Tempat istirahat Akademi Shrek relatif dekat dengan pintu keluar arena, dan tidak butuh waktu lama bagi mereka untuk tiba di dekat pintu keluar.
“Tuan, Dugu Bo!” Ma Hongjun memanggil dengan ekspresi ketakutan.
Langkah kaki semua orang berhenti, dan hati mereka entah takut atau khawatir.
Sang master merenung sejenak dan berkata, "Ini adalah berkah atau bencana, ini adalah bencana yang tidak dapat dihindari, ayo pergi. Terlebih lagi, Dugu Bo tidak berani menyerang kita secara terbuka di depan begitu banyak akademi. Lagi pula, kami tidak memprovokasi dia."

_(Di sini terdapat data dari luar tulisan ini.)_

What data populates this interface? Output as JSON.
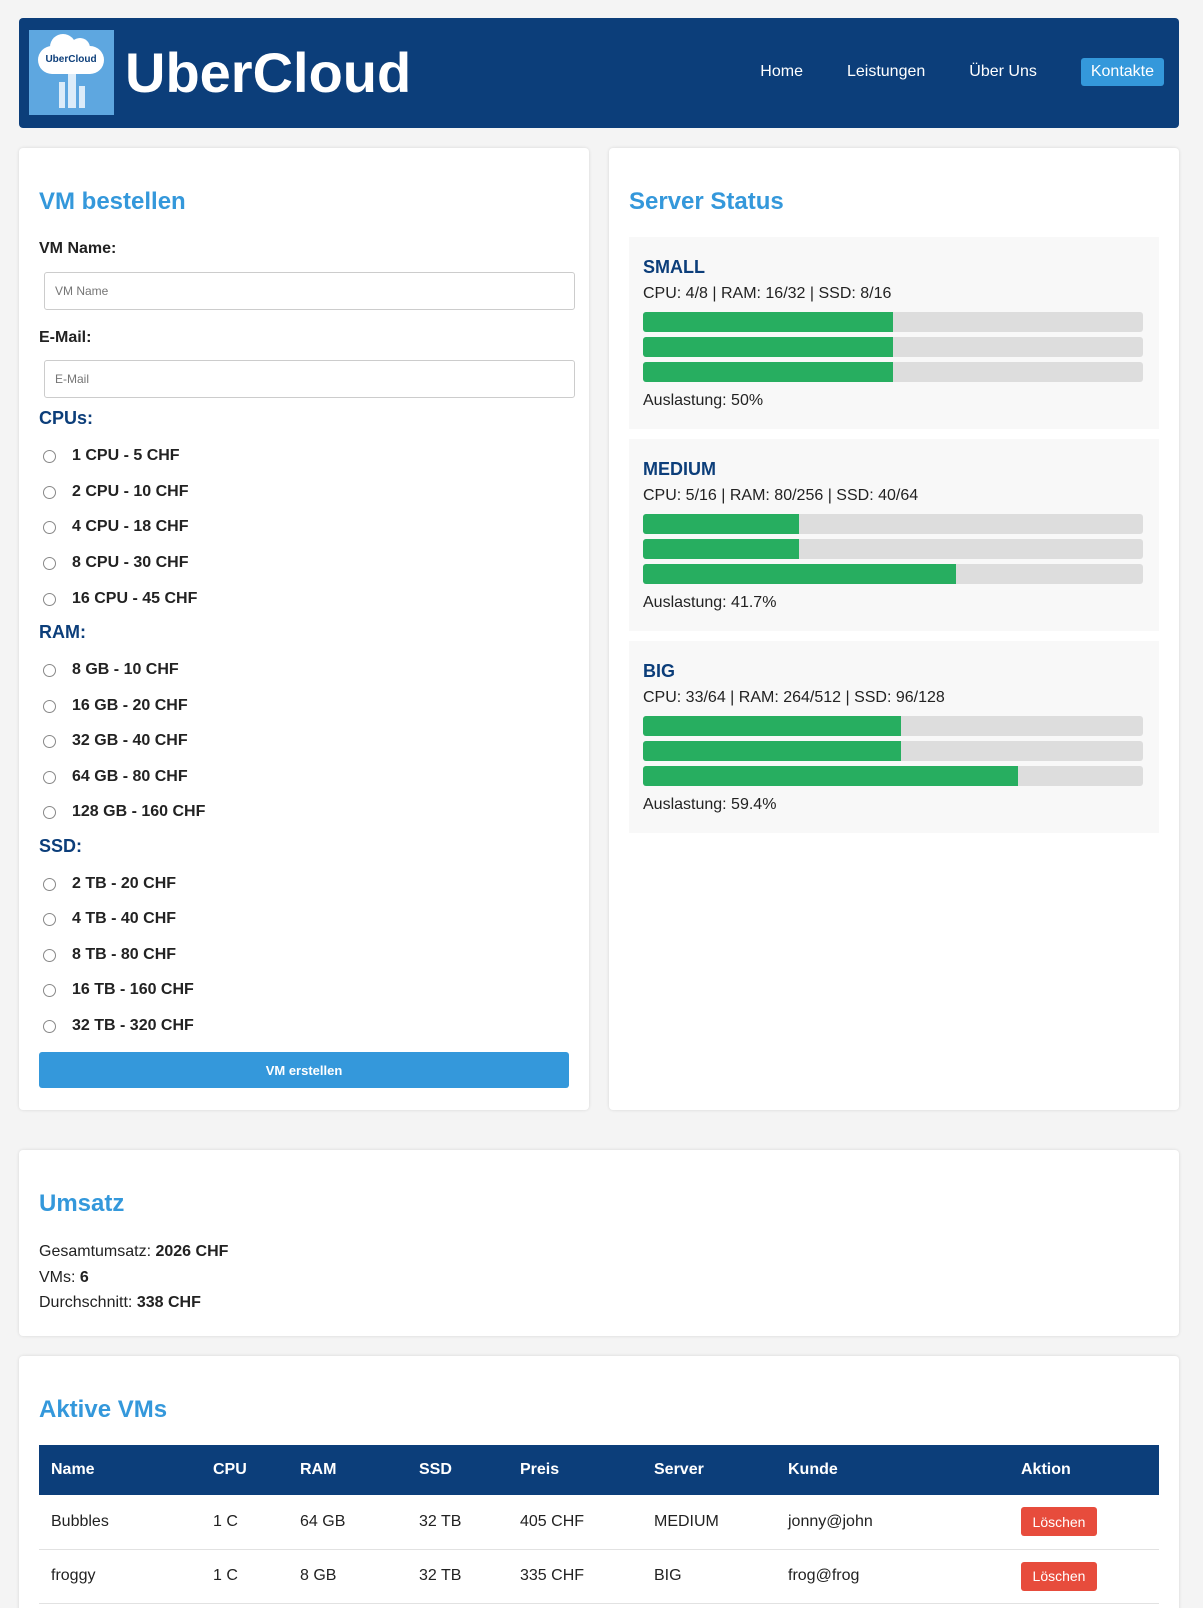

Semua orang memiliki keyakinan di hati mereka dan terus pergi ke pintu keluar.
Meskipun tuannya mengatakan ini, semakin dekat mereka dengan Dugu Bo, semakin semua orang merasa bahwa mereka diselimuti oleh semacam ketakutan.
Saat itulah di Ao Mansion Dugu Bo meninggalkan bayangan yang tak terhapuskan di hati mereka.Ketika mereka melihat Dugu Bo, mereka tidak bisa menahan rasa takut.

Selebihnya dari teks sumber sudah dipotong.